Trump Addresses Drug Use and Overdose in New Hampshire: ‘We Have to Solve this Crisis’

fix with a friend AP PHOTOROBERT F. BUKATY
AP/ROBERT F. BUKATY

Donald Trump promised to stop the drug overdose crisis in the United States during a campaign rally in New Hampshire on Saturday.

“If I win, if I get elected president, I’m going to solve that problem,” Trump promised his supporters gathered in Portsmouth, New Hampshire on Saturday, saying he learned about the significant drug problem during his GOP primary campaign in New Hampshire. “We’re going to take care of it.”

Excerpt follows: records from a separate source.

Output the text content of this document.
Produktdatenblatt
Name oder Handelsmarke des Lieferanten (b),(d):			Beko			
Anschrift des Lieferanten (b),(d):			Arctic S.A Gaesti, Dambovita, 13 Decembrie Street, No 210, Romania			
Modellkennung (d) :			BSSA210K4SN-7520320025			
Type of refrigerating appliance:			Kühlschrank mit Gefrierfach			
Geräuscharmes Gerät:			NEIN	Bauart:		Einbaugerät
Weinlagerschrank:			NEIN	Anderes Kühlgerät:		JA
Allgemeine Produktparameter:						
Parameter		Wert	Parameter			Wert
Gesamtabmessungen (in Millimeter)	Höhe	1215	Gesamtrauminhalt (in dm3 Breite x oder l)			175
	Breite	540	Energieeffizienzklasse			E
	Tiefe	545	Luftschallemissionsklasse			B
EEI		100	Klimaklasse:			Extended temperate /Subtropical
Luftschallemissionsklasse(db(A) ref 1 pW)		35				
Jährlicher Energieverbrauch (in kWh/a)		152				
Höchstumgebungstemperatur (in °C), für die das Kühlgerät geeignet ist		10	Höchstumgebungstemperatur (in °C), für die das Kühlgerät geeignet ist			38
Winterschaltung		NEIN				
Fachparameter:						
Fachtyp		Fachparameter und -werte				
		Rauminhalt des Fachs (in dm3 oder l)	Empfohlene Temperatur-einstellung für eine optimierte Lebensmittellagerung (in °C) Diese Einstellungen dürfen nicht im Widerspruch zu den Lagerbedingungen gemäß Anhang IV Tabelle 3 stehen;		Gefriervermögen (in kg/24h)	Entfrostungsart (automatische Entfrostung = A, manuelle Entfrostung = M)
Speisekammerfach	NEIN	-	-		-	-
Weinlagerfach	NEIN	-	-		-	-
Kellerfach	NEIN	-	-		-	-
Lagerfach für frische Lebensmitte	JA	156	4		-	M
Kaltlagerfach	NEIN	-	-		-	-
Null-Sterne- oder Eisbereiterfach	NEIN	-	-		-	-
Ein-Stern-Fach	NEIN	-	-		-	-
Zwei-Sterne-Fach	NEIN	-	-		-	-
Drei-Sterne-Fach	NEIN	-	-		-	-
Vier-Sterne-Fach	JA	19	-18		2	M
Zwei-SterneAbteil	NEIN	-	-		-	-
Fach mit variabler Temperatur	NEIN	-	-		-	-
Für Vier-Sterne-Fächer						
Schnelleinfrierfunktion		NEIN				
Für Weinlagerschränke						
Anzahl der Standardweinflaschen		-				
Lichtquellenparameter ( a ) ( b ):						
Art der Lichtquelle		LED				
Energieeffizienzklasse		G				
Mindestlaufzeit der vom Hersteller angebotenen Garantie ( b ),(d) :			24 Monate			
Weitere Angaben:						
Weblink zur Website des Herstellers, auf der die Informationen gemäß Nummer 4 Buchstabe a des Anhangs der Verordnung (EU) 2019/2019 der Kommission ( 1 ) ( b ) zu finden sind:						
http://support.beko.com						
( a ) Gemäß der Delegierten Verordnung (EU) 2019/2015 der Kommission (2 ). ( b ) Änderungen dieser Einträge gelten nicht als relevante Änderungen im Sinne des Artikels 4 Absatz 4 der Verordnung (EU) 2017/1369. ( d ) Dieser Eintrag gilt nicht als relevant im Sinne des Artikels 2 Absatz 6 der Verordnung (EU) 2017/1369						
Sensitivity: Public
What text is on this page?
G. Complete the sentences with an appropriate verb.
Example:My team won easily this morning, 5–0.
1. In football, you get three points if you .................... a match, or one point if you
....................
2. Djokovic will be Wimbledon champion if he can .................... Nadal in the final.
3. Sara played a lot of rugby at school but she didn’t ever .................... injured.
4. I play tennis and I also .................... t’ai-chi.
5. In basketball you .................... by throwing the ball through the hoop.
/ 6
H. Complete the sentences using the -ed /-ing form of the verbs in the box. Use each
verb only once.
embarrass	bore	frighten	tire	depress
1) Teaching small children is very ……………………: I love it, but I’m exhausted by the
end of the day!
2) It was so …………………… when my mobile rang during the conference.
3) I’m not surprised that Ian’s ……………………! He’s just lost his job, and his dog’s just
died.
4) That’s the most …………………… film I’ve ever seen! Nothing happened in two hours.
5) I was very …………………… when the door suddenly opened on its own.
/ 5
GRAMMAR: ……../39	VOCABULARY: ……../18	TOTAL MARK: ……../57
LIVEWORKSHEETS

New Hampshire has consistently been one of the states with the highest rate of deaths caused by drug overdose.

According to the CDC:

In 2014, the five states with the highest rates of death due to drug overdose were West Virginia, New Mexico, New Hampshire, Kentucky and Ohio. States with statistically significant increases in the rate from 2013 to 2014 included Alabama, Georgia, Illinois, Indiana, Maine, Maryland, Massachusetts, Michigan, New Hampshire, New Mexico, North Dakota, Ohio, Pennsylvania and Virginia.

“We have to solve this crisis,” the Republican nominee added, saying the first step is to stop the flow of illegal drugs into the United States.

Trump said he will aggressively prosecute traffickers of illegal drugs and also curve government policies and bureaucracy that slow addicts from receiving timely help. “We have to move it along.”